Pareja cansada en la cama, imagen ilustrativa.
Pareja cansada en la cama, imagen ilustrativa.Shutterstock

Pasar meses sin sexo puede aliviar, inquietar o abrir preguntas sobre deseo y vínculo. No “se corta” nada por sí solo, pero sí pueden moverse piezas del cuerpo, el ánimo y la pareja. Te contamos qué dice la evidencia y cuándo prestar atención.

Dejar de tener relaciones sexuales durante meses no es, en sí, un problema médico. Puede ocurrir por estrés, duelo, depresión, posparto, dolor, conflictos de pareja, viajes, medicación, cansancio o simplemente falta de ganas.

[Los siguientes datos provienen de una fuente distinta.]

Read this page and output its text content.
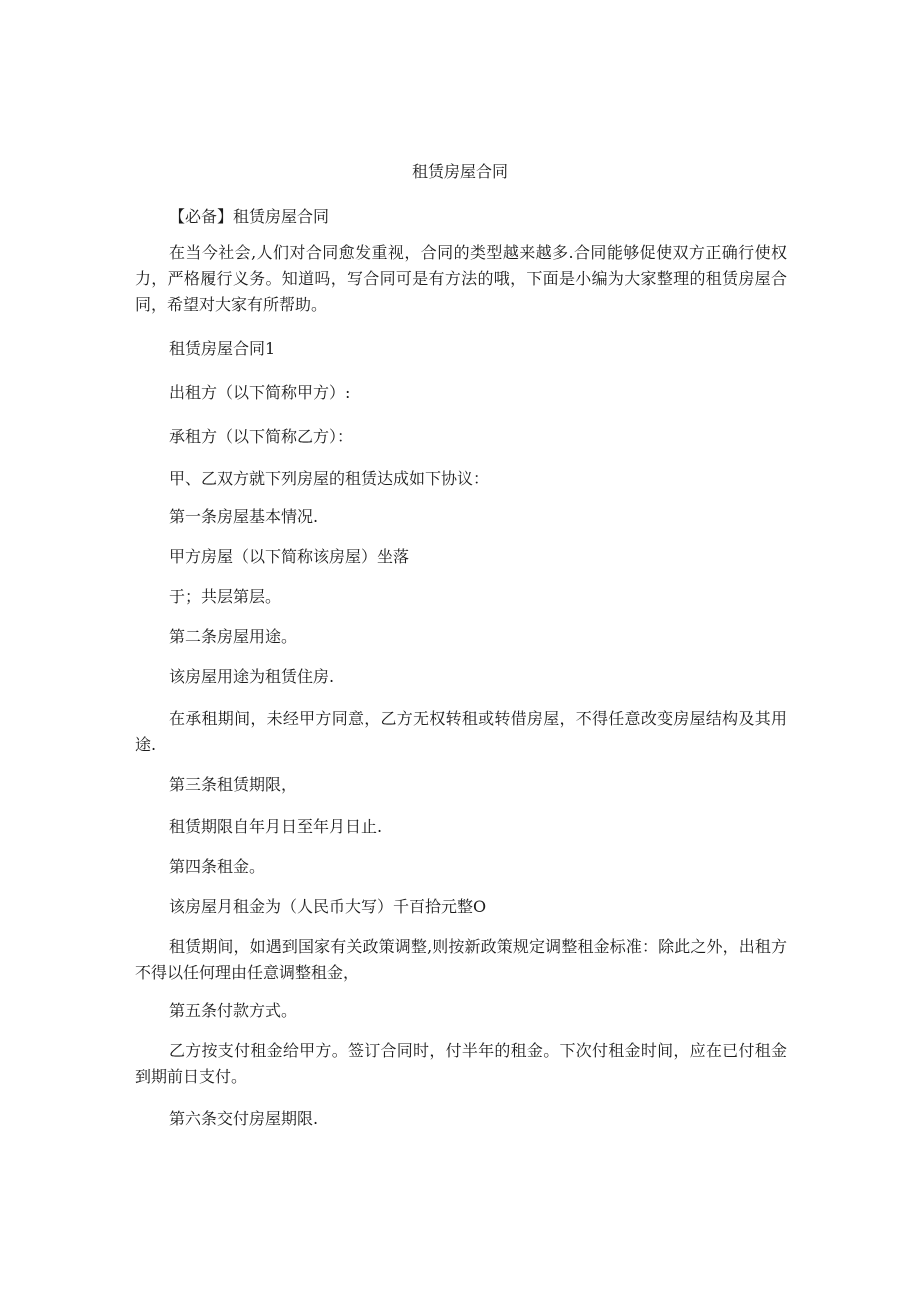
租赁房屋合同

【必备】租赁房屋合同

在当今社会,人们对合同愈发重视，合同的类型越来越多.合同能够促使双方正确行使权力，严格履行义务。知道吗，写合同可是有方法的哦，下面是小编为大家整理的租赁房屋合同，希望对大家有所帮助。

租赁房屋合同1

出租方（以下简称甲方）:

承租方（以下简称乙方）：

甲、乙双方就下列房屋的租赁达成如下协议：

第一条房屋基本情况.

甲方房屋（以下简称该房屋）坐落

于；共层第层。

第二条房屋用途。

该房屋用途为租赁住房.

在承租期间，未经甲方同意，乙方无权转租或转借房屋，不得任意改变房屋结构及其用途.

第三条租赁期限，

租赁期限自年月日至年月日止.

第四条租金。

该房屋月租金为（人民币大写）千百拾元整O

租赁期间，如遇到国家有关政策调整,则按新政策规定调整租金标准：除此之外，出租方不得以任何理由任意调整租金，

第五条付款方式。

乙方按支付租金给甲方。签订合同时，付半年的租金。下次付租金时间，应在已付租金到期前日支付。

第六条交付房屋期限.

Pareja cansada en la cama, imagen ilustrativa.
Pareja cansada en la cama, imagen ilustrativa.

También puede ser una elección coherente con identidades o momentos de vida. La clave es distinguir entre pausa elegida y pausa sufrida.

El cuerpo: menos misterio y más matices

En términos biológicos, no se “acumula” nada peligroso por no tener sexo. Lo que sí puede cambiar es la respuesta sexual, que es en parte aprendizaje y en parte fisiología.

Hombre frustrado en la cama, imagen ilustrativa.
Hombre frustrado en la cama, imagen ilustrativa.

En algunas personas, la excitación aparece más “oxidada”: cuesta más entrar en clima, se necesita más estimulación o se siente la sexualidad más lejana. No es irreversible: suele responder a volver a explorar con tiempo y sin presión.

En varones, algunos estudios sugieren que la actividad sexual y las erecciones (también las nocturnas, espontáneas o con masturbación) se asocian con la salud vascular del pene.

En vulvas y vaginas, la excitación aumenta la lubricación y el flujo sanguíneo; si además hay menopausia o posparto, puede notarse más sequedad o molestias, no por “falta de uso” sino por cambios hormonales y de tejido.

La mente y el deseo: cuando el freno se vuelve costumbre

El deseo no siempre es una chispa; muchas veces es responsivo: aparece después del contacto, el juego, la intimidad. Si durante meses no hay espacio para eso, es común que la mente lo archive como “no prioritario”. Y si hubo rechazo repetido, presión o dolor, el cuerpo aprende a protegerse.

Pareja cansada en la cama, imagen ilustrativa.
Pareja cansada en la cama, imagen ilustrativa.

A la vez, el sexo puede funcionar como regulador emocional: placer, conexión, oxitocina y reducción de estrés. Si falta, algunas parejas sienten distancia; otras, alivio. Ambas experiencias son válidas.

La pareja: el silencio suele pesar más que la abstinencia

Lo más delicado suele ser el significado: “¿ya no te gusto?”, “¿hay alguien más?”, “¿me estoy quedando atrás?”. Cuando no se habla, la abstinencia se llena de interpretaciones.

Un ejemplo frecuente: dos personas agotadas que se quieren, pero empiezan a tocarse menos “para no iniciar algo” y terminan viviendo como roommates.

¿Cuándo conviene consultar con un sexólogo?

Si hay dolor, sangrado, pérdida marcada de deseo con malestar, disfunción eréctil persistente, sequedad intensa, síntomas depresivos o conflicto recurrente, puede ayudar una consulta médica y/o sexológica. No para “volver a la frecuencia ideal”, sino para recuperar bienestar, placer y agencia.

Dejar de tener sexo por meses no te rompe: te cuenta algo. A veces sobre el cuerpo, muchas veces sobre la vida que estás llevando y el vínculo que estás cuidando —o postergando.